A rede social
Na quarta-feira (28/8), Moraes intimou o bilionário Elon Muskproprietária do X desde outubro de 2022, nomear um representante legal no Brasil em até 24 horas. Em caso de descumprimento, a rede social seria suspensa no país.
O Brasil é o sexto maior mercado de X do mundo, com 21,5 milhões de usuários, segundo plataforma global de dados e estatísticas Estatista. O país fica atrás apenas dos EUA, Japão, Índia, Indonésia e Reino Unido.
A decisão do ministro vem depois Musk fecha escritório da rede X no Brasil em 17 de agostodemitir funcionários, inclusive representantes legais da empresa.

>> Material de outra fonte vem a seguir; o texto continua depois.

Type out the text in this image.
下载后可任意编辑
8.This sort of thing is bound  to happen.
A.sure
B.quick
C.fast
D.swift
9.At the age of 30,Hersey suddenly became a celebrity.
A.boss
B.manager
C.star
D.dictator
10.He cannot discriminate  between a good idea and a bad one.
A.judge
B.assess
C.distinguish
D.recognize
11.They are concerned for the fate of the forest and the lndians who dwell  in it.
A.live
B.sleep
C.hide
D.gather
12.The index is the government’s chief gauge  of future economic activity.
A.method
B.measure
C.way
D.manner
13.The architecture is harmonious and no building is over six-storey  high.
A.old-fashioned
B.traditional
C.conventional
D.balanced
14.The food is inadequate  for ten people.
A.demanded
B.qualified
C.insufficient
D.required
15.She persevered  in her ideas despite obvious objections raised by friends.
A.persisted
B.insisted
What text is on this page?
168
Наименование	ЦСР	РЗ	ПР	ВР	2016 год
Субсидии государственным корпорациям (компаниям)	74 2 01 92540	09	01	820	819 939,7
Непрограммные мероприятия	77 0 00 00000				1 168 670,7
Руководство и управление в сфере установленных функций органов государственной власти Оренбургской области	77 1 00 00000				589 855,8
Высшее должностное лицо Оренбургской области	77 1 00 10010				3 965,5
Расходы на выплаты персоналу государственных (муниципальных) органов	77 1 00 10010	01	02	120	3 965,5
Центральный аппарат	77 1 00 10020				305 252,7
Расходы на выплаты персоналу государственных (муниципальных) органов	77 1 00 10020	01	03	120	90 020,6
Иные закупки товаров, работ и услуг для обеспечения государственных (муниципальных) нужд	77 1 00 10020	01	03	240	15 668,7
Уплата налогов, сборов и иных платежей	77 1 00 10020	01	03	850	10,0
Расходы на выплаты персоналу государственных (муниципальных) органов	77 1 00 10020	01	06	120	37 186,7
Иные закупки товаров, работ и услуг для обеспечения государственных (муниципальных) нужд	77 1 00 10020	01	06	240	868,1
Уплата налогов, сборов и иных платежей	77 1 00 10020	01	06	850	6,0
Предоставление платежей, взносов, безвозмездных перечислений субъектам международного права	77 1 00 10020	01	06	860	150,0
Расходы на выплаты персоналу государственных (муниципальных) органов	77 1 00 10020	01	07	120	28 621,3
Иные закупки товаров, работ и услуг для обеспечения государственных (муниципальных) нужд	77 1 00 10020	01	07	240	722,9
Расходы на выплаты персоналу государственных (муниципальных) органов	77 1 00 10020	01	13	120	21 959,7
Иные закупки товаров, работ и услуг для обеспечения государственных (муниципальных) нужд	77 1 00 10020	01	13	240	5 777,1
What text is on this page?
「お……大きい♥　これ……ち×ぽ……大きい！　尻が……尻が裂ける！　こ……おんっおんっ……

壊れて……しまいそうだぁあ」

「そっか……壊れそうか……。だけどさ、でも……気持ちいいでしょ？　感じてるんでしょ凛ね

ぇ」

Na época, o bilionário justificou sua decisão de fechar a sede brasileira devido a “exigências de censura” do ministro do STF.
A rede social, porém, permaneceu online para os usuários.
Em nota, X afirmou que Moraes ameaçou de prisão o representante legal da empresa caso a rede social não cumprisse as ordens, classificadas como “censura”.
No dia 8 de agosto, Moraes havia ordenado o bloqueio de sete perfis bolsonaristas na rede social. Entre eles, o do senador Marcos do Val (Podemos-ES). A OX, porém, não acatou a decisão judicial. O despacho também determinou multa de R$ 20 mil por dia.
Essas multas teriam afetado até mesmo a operação de outra empresa de Musk no Brasil, a Starlink, que fornece internet para usuários em diversas regiões do país, segundo declaração da empresa em X. Segundo a Starlink, suas contas foram bloqueadas por Moraes.
“Esta ordem baseia-se na determinação infundada de que a Starlink deveria ser responsável pelas multas aplicadas — inconstitucionalmente — contra X. Foi emitida em sigilo e sem conceder à Starlink o devido processo legal garantido pela Constituição do Brasil”, diz o comunicado.
Ao comentar a notícia sobre o bloqueio de contas da Starlink, Musk disse que a medida era “ilegal” e escreveu que Moraes “é um criminoso declarado da pior espécie, disfarçado de juiz”.
Questionado pela BBC News Brasil, o STF afirmou que “não tem informações” sobre o caso Starlink.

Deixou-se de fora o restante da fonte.